For instance, if a worker earned more than $21,240 before, Social Security withheld $1 in benefits for every $2 earned over that amount. If the worker reaches retirement age in 2023 and still earns up to $56,520, Social Security will withhold $1 in benefits for every $3 earned over the limit. Once the worker reaches the full retirement age, the earnings test will disappear. The agency has also clarified that the benefits are not lost forever. When the worker reaches the full retirement age, the monthly benefit amount will be adjusted to account for the forfeited benefits.
The increase in Social Security tax is aimed at mitigating the possibility of depleting the agency’s funds. According to the Social Security boards of trustees, it is projected that the fund will last until 2035 unless lawmakers implement a system to control the issue.

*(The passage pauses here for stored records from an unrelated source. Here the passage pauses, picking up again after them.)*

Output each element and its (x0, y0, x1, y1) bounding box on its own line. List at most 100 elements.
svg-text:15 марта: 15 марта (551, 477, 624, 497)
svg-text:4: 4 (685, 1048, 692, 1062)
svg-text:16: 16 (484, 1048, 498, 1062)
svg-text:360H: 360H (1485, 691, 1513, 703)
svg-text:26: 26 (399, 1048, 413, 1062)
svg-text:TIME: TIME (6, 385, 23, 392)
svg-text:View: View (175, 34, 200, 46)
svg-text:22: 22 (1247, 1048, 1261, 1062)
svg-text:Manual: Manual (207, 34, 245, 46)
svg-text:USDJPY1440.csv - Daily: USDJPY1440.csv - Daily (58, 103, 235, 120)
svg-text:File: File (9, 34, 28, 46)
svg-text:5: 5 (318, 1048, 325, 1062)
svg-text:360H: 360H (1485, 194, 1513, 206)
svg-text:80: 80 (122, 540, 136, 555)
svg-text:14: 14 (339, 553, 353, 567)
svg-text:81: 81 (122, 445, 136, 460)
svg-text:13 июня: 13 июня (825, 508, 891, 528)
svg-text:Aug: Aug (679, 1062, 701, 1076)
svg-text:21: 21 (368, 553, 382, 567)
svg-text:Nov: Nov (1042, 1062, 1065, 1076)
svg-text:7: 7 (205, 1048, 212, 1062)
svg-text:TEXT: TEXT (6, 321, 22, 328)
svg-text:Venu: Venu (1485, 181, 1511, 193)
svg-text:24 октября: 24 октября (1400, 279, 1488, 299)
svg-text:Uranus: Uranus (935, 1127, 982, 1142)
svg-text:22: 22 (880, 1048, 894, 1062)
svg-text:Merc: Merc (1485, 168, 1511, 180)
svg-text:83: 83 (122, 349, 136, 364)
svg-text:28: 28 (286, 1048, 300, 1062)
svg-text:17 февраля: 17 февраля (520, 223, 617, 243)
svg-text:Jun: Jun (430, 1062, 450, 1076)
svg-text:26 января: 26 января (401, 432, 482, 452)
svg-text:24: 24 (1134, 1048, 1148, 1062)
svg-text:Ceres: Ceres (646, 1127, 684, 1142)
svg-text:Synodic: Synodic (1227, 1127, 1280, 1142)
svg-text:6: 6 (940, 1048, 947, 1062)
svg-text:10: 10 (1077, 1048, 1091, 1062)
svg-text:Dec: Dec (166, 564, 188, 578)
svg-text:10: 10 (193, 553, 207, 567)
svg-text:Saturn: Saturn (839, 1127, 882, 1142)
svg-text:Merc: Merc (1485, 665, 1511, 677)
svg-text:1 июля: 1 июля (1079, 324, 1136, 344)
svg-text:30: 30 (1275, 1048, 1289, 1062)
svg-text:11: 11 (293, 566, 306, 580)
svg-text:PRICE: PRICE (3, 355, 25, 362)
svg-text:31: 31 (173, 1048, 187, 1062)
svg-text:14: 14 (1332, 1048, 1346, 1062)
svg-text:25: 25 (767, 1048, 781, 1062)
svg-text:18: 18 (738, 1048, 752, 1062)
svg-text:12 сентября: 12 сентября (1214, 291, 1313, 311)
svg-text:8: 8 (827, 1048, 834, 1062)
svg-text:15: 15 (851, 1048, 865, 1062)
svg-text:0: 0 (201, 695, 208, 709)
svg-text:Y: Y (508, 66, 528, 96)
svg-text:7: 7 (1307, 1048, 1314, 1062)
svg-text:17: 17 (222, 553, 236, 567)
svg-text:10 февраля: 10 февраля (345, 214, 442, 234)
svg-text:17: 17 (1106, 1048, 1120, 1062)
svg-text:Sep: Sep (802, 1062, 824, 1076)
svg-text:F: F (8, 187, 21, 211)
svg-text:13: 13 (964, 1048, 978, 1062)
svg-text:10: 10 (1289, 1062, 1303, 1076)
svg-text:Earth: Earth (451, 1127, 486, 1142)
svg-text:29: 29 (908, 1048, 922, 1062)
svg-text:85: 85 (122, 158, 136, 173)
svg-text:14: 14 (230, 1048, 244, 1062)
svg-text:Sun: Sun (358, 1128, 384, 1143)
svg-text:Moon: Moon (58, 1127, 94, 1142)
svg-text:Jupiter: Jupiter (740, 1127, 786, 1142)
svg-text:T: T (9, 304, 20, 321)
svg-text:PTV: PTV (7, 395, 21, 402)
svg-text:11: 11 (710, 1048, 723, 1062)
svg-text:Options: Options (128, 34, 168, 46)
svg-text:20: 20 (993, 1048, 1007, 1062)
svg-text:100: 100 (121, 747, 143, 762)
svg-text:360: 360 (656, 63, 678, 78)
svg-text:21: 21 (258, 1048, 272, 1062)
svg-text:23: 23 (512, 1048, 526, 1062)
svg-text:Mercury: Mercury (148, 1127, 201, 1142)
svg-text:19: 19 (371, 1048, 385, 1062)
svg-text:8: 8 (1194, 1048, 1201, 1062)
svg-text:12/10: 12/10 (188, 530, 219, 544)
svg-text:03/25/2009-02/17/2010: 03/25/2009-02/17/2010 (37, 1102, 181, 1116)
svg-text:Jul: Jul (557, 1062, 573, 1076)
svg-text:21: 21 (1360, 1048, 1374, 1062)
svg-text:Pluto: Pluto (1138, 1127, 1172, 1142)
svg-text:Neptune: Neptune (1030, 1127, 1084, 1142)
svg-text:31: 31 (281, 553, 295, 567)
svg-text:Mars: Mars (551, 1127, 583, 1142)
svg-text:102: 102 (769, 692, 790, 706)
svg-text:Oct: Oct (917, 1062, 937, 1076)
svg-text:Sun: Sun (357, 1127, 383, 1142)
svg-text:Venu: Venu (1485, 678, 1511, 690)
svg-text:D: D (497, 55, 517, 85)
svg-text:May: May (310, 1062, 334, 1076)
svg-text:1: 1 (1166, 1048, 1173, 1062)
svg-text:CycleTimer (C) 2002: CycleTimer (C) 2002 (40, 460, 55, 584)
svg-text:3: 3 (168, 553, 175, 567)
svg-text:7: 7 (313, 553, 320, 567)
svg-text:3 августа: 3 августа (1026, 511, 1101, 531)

The increase in the cost-of-living adjustment (COLA) of up to 8.7% also threatens earlier fund depletion. However, the agency has clarified that COLA is not the cause of the problem but the low amount of taxes collected and the agency’s promised benefits.
Hence, the agency reasoned that the tax increase was necessary to earn revenue and continue the program. If the fund is depleted, the agency has ensured that the program has enough money to pay an estimated 77% of promised benefits.